About 60 percent of global air traffic passes through Europe or the U.S., and the two regions will still account for about half of the total by 2037, according to Boeing. As a result, it’s essential for any manufacturer seeking global relevance to get its planes certified as airworthy by the Federal Aviation Administration or European Aviation Safety Agency.(1)

Without that piece of paper, aircraft are excluded from swaths of the world’s aviation market. That’s both a near-term problem – removing flexibility for global airlines in how they deploy their fleet – and a long-term one, killing off the bulk of the secondary market that carriers depend on for selling their worn-out aircraft.

With all their expertise at rolling out new models, Boeing and Airbus still struggle to complete that type certification in less than five years. One of the questions needing answers around the 737 Max is whether Boeing’s attempts to speed that process led to safety failures.
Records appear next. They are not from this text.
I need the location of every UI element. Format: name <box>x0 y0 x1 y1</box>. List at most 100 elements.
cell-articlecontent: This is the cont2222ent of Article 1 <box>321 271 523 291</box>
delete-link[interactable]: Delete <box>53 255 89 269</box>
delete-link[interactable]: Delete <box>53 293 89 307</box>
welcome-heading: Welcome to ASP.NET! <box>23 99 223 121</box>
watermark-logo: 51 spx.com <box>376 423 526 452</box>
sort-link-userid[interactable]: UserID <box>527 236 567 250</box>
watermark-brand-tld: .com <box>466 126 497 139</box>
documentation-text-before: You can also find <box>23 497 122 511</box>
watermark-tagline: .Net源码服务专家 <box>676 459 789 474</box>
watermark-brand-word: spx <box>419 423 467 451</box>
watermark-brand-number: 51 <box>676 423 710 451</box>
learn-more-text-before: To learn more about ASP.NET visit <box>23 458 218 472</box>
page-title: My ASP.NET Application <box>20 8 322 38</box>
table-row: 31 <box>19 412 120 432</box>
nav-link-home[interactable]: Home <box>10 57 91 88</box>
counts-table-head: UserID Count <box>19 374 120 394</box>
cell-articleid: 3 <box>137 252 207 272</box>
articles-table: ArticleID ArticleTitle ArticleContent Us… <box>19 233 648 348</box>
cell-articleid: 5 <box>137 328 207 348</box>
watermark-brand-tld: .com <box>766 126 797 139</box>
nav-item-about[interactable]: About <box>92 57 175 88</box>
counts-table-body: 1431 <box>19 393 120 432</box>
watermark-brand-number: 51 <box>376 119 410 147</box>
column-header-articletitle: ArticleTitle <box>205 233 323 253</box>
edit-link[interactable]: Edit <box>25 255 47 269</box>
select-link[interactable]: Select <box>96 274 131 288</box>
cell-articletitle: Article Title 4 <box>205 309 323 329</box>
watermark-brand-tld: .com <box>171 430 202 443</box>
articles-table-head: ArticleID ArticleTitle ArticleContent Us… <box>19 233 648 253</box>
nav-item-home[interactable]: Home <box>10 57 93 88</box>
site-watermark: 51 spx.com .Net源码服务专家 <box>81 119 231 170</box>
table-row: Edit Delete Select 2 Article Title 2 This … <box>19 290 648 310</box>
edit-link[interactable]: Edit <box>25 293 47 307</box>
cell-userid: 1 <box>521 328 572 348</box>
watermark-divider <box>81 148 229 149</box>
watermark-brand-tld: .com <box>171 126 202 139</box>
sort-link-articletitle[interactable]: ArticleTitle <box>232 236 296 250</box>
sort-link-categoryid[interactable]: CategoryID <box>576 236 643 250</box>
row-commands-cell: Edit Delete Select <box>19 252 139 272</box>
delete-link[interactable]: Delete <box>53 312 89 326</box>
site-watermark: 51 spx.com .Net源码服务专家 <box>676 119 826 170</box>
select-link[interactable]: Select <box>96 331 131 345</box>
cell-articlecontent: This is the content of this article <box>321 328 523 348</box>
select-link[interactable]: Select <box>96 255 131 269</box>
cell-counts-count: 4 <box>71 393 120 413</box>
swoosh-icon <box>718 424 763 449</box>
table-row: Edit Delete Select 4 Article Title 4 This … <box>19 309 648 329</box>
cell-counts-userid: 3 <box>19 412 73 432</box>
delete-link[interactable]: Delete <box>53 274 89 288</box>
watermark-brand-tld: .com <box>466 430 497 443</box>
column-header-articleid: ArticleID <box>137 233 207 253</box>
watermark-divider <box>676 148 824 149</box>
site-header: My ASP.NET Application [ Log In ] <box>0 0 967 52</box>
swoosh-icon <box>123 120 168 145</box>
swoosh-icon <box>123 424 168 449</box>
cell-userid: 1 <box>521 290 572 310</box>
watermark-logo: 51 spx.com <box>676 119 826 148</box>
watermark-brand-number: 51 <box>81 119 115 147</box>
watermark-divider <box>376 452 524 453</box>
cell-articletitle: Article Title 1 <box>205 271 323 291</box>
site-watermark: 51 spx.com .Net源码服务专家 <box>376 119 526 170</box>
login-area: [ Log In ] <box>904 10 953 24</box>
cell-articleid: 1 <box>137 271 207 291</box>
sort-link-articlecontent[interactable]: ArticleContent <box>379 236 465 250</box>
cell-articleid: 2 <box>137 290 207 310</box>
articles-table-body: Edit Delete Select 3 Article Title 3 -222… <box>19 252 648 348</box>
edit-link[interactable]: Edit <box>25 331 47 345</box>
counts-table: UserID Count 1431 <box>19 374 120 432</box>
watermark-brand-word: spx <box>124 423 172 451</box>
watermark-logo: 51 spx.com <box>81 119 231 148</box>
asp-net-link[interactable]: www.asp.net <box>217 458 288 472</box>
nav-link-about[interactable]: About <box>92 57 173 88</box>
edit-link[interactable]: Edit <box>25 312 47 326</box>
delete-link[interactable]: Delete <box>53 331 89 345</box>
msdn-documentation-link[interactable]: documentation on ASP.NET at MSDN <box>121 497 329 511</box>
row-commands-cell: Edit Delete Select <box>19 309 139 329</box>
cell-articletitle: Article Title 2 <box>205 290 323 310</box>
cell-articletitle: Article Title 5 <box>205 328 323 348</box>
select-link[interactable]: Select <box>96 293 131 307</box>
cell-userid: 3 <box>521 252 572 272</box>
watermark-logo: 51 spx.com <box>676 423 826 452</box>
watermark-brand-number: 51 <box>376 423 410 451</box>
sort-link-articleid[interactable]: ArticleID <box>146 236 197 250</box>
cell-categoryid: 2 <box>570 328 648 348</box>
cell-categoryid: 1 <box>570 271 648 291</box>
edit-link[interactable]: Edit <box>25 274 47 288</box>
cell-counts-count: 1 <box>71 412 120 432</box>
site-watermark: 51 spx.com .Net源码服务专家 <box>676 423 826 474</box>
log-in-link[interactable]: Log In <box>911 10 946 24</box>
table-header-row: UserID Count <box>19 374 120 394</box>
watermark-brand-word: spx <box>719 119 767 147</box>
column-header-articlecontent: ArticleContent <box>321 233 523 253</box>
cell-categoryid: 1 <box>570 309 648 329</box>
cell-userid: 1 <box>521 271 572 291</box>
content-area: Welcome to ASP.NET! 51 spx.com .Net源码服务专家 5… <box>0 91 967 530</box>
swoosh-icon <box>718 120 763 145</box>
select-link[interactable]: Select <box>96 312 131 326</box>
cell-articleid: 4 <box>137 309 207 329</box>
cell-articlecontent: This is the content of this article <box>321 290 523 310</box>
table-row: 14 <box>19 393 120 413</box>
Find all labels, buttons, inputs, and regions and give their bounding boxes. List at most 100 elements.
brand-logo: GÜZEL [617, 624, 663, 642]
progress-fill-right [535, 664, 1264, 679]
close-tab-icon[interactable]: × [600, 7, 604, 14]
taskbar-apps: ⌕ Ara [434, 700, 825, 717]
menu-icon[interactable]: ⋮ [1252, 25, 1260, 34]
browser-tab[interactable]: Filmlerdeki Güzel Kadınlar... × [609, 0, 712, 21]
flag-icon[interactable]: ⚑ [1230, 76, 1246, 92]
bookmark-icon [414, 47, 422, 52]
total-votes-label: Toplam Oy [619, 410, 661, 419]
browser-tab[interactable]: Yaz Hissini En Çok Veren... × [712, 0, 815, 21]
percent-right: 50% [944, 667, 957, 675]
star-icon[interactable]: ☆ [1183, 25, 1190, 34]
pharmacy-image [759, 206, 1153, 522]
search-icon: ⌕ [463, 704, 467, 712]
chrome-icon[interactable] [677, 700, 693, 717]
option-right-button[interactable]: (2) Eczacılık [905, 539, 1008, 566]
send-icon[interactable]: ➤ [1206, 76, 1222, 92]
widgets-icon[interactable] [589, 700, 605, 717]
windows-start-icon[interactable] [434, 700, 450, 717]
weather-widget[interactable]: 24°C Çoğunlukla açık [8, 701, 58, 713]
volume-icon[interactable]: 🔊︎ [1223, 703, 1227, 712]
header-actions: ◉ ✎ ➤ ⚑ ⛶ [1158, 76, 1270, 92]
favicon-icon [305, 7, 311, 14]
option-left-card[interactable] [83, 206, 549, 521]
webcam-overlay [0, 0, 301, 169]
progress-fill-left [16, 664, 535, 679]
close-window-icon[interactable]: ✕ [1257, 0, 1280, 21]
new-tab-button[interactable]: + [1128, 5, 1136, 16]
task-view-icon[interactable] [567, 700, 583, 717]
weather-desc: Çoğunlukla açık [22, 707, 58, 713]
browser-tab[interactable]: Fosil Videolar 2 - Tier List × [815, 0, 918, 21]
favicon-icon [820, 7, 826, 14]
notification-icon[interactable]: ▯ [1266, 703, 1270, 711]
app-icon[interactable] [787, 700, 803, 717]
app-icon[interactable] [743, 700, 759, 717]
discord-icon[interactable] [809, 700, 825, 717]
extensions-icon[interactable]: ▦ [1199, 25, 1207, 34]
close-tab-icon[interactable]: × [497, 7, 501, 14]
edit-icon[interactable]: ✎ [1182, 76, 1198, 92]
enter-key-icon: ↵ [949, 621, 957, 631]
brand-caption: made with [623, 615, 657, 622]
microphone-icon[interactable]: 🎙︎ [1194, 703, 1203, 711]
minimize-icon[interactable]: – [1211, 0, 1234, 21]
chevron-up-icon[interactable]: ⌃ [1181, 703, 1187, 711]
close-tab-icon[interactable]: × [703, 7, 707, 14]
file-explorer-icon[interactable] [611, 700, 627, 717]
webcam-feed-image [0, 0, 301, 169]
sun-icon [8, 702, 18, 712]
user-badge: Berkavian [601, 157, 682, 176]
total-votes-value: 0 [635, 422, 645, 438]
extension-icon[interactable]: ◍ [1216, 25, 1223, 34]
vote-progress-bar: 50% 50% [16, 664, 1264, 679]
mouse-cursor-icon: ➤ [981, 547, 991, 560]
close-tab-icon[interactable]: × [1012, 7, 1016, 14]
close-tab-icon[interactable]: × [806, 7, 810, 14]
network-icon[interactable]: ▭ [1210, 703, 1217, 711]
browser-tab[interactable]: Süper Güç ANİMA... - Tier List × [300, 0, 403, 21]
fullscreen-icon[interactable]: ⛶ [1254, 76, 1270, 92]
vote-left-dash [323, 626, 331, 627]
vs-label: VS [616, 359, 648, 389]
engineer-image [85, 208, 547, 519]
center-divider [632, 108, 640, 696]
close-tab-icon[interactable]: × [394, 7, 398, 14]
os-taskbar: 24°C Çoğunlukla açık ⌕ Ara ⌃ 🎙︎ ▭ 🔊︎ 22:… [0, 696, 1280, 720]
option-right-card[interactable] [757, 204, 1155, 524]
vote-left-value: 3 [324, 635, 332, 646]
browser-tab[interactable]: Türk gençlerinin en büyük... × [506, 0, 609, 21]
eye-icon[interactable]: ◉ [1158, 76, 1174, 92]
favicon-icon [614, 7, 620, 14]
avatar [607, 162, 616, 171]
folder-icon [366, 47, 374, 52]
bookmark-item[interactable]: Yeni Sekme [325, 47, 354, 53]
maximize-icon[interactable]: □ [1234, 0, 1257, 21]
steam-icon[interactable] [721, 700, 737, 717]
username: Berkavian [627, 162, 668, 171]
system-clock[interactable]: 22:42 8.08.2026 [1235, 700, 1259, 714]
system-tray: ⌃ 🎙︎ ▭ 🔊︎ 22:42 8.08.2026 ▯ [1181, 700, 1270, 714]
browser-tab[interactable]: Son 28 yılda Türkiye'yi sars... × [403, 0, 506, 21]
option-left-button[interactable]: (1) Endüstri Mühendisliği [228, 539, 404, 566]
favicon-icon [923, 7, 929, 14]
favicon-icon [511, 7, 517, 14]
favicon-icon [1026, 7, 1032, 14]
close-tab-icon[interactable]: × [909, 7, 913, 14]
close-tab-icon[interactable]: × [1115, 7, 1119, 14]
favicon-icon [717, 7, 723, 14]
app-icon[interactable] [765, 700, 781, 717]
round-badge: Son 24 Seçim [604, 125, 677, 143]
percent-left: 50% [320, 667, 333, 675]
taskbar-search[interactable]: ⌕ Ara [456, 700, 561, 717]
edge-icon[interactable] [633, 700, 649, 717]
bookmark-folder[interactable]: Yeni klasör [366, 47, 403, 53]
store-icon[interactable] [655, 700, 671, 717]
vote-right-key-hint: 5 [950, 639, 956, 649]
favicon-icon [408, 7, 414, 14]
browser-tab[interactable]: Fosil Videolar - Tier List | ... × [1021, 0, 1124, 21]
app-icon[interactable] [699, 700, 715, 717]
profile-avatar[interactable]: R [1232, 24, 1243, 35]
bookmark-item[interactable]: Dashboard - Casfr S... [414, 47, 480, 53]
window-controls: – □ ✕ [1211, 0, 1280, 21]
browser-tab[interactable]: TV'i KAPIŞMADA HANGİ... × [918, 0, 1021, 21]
Comac first lodged an application for its would-be 737- and A320-killer, the C919, with the European regulator in 2016, so the best it could hope for would be to see approval some time in 2021. In the case of the ARJ21s being sent to Ghana, the process of winning certification from major regulators proved so challenging that Comac ultimately gave up. When the Republic of Congo – not exactly a major aviation market – became the first foreign country to award a type certificate two years ago, the manufacturer regarded it as enough of a milestone to put out a press release celebrating the fact.

Progress on getting the C919 certified seems to be going slowly, too. Comac plans to carry out 4,200 hours of flight tests, but the third of six planned prototypes took its maiden flight only in December and the rest won’t be ready until later this year. Flying all six for an hour a day, 365 days a year would require two years of testing alone, and even that looks ambitious. Existing prototypes are laid up undergoing modifications for as long as three months, the state-run China Daily reported last month. That could seriously push back the timetable.

If everything goes to plan, it’s possible to see the C919 getting its paperwork in order before the start of 2022 – but at this rate, a date closer to 2025 would hardly be surprising. At current targeted production rates of around 60 a month for the A320neo and 737 Max, there will already be little shy of 10,000 competing Airbus and Boeing planes in the air by that time, and Boeing’s planned new midsize aircraft could be nearing its first deliveries.

Meanwhile, with maximum ranges about a third less than its competitors and the capacity to carry only about three-quarters of the weight of passengers and cargo, the C919 will be looking a generation out of date. Given it’s largely made of parts from conventional suppliers such as Honeywell International Inc. and General Electric Co., it’s going to be supremely challenging for Comac to find the cost savings necessary to undercut Boeing and Airbus outside China, where airlines will be more or less obliged to support the homegrown hero.

As George Ferguson and Francois Duflot of Bloomberg Intelligence wrote this week, all this means that rumors of an outright Chinese ban on the 737 Max are more likely to be posturing than serious proposals. At some point, the successors to the C919 may pose a formidable threat to Boeing and Airbus. For the next decade, though, the incumbents need not fret.

(1) One should be enough, as the agencies validate each other’s approvals as a more-or-less routine step.